THE NEW YORK TIMES - Um vidro de xarope com ingredientes siberianos, pilhas de meias sujas e um saquinho de chá de uma marca produzida especialmente para militares, estampado com as palavras “para a vitória!”, são alguns dos itens deixados para trás por soldados russos nas trincheiras no sul da Ucrânia.
Para soldados ucranianos, uma vantagem de obterem pequenos avanços na contraofensiva lançada há um mês é a possibilidade de se apropriarem de fortificações prontas, construídas pelos russos que estão em retirada e que, ao longo de meses de preparativos, escavaram trincheiras fundas e bem protegidas.
Mas isso também traz fatores curiosos às forças de Kiev, que estão vivendo e combatendo em posições que passaram muito tempo nas mãos dos russos e que estão cheias de detritos militares e objetos pessoais de soldados inimigos espalhados.
“Não é muito agradável”, diz Maksim, da 26ª brigada de Marines da Ucrânia. O soldado vem colecionando várias curiosidades dessas fortificações, como balas de arma de fogo cobertas de brilho, presas a um chaveiro.
”É nossa terra, mas não nos sentimos muito à vontade aqui”, segue o soldado, que informou apenas seu primeiro nome e sua patente por razões de segurança. “Não nos sentimos em casa.”
Contraofensiva
No início de junho, tropas ucranianas, treinadas e equipadas pelos EUA e outros aliados ocidentais, lançaram uma contraofensiva com objetivo de abrir uma brecha no sul da Ucrânia, sob ocupação de Moscou. À espreita estavam milhares de soldados russos abrigados em quilômetros de trincheiras e outras fortificações, em meio a armadilhas de tanques e milhares de minas terrestres.

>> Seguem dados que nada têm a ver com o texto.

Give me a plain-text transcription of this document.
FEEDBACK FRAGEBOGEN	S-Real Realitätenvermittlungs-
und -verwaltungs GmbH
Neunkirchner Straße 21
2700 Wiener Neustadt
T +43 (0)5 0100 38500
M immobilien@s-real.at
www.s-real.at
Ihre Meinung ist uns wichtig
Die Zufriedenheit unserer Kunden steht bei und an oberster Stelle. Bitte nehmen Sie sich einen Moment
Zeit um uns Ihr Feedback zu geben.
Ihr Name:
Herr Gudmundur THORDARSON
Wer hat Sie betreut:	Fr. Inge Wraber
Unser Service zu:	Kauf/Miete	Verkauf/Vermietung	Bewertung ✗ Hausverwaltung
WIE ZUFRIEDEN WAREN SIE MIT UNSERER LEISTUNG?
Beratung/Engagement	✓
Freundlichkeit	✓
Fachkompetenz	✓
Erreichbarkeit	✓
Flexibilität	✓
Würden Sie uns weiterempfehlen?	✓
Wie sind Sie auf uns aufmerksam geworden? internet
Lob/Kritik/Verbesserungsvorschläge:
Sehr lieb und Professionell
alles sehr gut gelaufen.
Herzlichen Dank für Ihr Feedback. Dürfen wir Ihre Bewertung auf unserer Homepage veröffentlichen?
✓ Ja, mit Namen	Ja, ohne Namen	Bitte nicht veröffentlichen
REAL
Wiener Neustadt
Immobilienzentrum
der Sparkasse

As forças ucranianas atacam em pelo menos três áreas. Em seu ponto de avanço mais distante, elas avançaram para o sul, abrindo caminho por cerca de oito quilômetros entre as linhas defensivas.
Comandantes ucranianos querem alcançar o Mar de Azov, distante cerca de 88 quilômetros atravessando campos abertos que oferecem pouca cobertura. Se conseguirem, vão dividir o sul ocupado pela Rússia em duas zonas, comprometendo fortemente a capacidade russa de reabastecer suas forças mais a oeste.
Em seu avanço, os ucranianos tomaram linhas de trincheiras, bunkers e posições de tiro em construções abandonadas. Mas, submetidos a bombardeio constante de artilharia, não têm tido muito tempo para remover os detritos e as roupas, equipamentos de proteção corporal, ponchos, cobertores e rações alimentares militares deixadas pelo inimigo.
Tome-se o caso do vilarejo de Novodarivka, nas planícies da região de Zaporizhia, no sul da Ucrânia. Um mês depois de ter sido retomado por soldados da 110ª Brigada de Defesa Territorial e outras unidades ucranianas, os detritos deixados pelas forças de ocupação ainda se espalham pelo vilarejo.
No sol escaldante de um dia recente, a vila parecia deserta, com o ocasional veículo militar roncando ao longo da única estrada de terra entre casas destruídas e abandonadas, levantando poeira.
Em meio ao bombardeio de artilharia, soldados ucranianos se agacharam nas trincheiras russas capturadas. Na estrada principal da aldeia havia um tanque russo incinerado; em um campo próximo, dois veículos antiminas fornecidos pelos americanos explodidos chamados MaxxPros.
Restos mortais
Uma difícil tarefa vem sendo recuperar os restos mortais de soldados ucranianos que morreram defendendo o vilarejo nos primeiros meses da guerra, quando as forças russas avançaram rapidamente. Segundo o tenente Volodimir, sete cadáveres estavam jogados na área desde abril de 2022.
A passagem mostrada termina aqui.